Personnes-ressources

Si les tabacologues sont naturellement des personnes-ressources pour débuter le sevrage, d’autres professionnels de santé, comme les médecins traitants et les infirmières, peuvent jouer un rôle important dans l’information à donner aux patients et dans leur prise de conscience. « Si la personne est prête, on peut l’accompagner dans un sevrage total du jour au lendemain. Aujourd’hui, on peut très rapidement obtenir un rendez-vous dans une consultation de tabacologie à l’hôpital ou dans un centre de santé. Mais, si ce n’est pas le cas, il ne faut pas rester sans rien faire, on peut amorcer un travail de réduction progressive en vue d’un arrêt total. Sachant que le “zéro cigarette” est la meilleure réponse pour contrôler la maladie de Crohn. »

* www.afa.asso.fr

Témoignage

Les moments clés pour en parler

Pr Jacques Cosnes, gastro-entérologogue à l’hôpital Saint-Antoine (Paris)

« Le rôle du praticien est d’expliquer à son patient que le tabac est un facteur majeur dans le développement et l’agressivité de sa maladie ainsi que dans la survenue de complications.

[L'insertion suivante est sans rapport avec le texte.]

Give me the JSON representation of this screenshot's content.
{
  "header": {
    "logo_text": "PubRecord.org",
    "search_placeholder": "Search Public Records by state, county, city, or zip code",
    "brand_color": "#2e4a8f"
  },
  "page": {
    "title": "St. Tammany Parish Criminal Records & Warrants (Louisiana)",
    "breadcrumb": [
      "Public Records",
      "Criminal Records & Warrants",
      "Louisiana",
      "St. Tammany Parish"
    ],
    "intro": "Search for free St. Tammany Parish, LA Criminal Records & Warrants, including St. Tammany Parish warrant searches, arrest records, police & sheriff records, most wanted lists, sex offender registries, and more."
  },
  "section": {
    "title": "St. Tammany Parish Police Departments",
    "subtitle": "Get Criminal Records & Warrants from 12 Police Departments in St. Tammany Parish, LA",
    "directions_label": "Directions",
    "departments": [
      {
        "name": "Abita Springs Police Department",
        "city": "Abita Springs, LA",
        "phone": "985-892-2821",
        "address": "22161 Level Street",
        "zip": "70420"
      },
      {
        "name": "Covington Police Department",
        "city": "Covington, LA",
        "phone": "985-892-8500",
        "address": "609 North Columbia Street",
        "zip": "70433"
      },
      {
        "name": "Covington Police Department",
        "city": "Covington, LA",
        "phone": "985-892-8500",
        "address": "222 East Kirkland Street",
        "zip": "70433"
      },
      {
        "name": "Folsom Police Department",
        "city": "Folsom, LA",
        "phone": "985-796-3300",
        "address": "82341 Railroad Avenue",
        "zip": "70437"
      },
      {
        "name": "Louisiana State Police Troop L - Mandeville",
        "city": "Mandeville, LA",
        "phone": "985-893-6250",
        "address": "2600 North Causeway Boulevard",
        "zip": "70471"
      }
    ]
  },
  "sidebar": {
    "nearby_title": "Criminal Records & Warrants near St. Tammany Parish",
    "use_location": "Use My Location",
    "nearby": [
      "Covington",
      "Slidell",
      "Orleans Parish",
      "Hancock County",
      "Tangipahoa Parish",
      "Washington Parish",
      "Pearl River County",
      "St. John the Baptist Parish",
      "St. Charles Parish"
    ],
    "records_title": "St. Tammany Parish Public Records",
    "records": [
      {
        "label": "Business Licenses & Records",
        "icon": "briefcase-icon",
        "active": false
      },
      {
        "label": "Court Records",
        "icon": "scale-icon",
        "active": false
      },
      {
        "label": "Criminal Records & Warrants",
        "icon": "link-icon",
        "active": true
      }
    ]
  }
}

L’annonce du diagnostic est une étape importante. D’expérience, la proposition d’arrêt est bien perçue à ce moment-là. L’annonce d’une intervention chirurgicale est également une occasion d’encourager le patient à arrêter de fumer. À ce stade, l’incitation doit être portée, en même temps, par l’ensemble des soignants impliqués dans la prise en charge (gastro-entérologogue, chirurgien et infirmière). Le franchissement d’un palier dans le traitement, par exemple, lorsque l’évolution de la maladie réclame la prescription d’anti-TNF, qui sont contraignants, est aussi propice pour convaincre les fumeurs d’arrêter le tabac. »

EN CHIFFRES

→ 50 €, c’est le montant qu’attribue la Sécurité sociale, par personne et par an, pour un sevrage tabagique – ce qui équivaut à un mois de traitement par patchs.

→ 1 patient sur 2 atteints de la maladie de Crohn est un fumeur actif.

→ Lire aussi notre Cahier de formation sur les Mici (L’ILM n° 251).

Comprendre et expliquer

À l’occasion du lancement de sa campagne nationale sur les Mici, l’Afa édite deux livrets d’information et de conseils sur le sevrage tabagique. Le premier est destiné aux patients atteints de ces pathologies, le second dédié aux professionnels de santé et particulièrement aux gastro-entérologues. « Le moment et la manière choisis pour cette prise en charge vont permettre de multiplier par quatre les chances de réussite de l’arrêt du tabac. Or les médecins qui ne sont pas experts du tabac n’en ont pas toujours conscience », y explique le Pr Bertrand Dautzenberg, pneumologue à la Pitié-Salpêtrière et président de l’Office français de prévention du tabagisme, qui a préfacé l’ouvrage. Les deux supports sont téléchargeables sur les sites Internet consacrés à la maladie de Crohn, www.afa.asso.fr et www.vousnetespasseul.fr.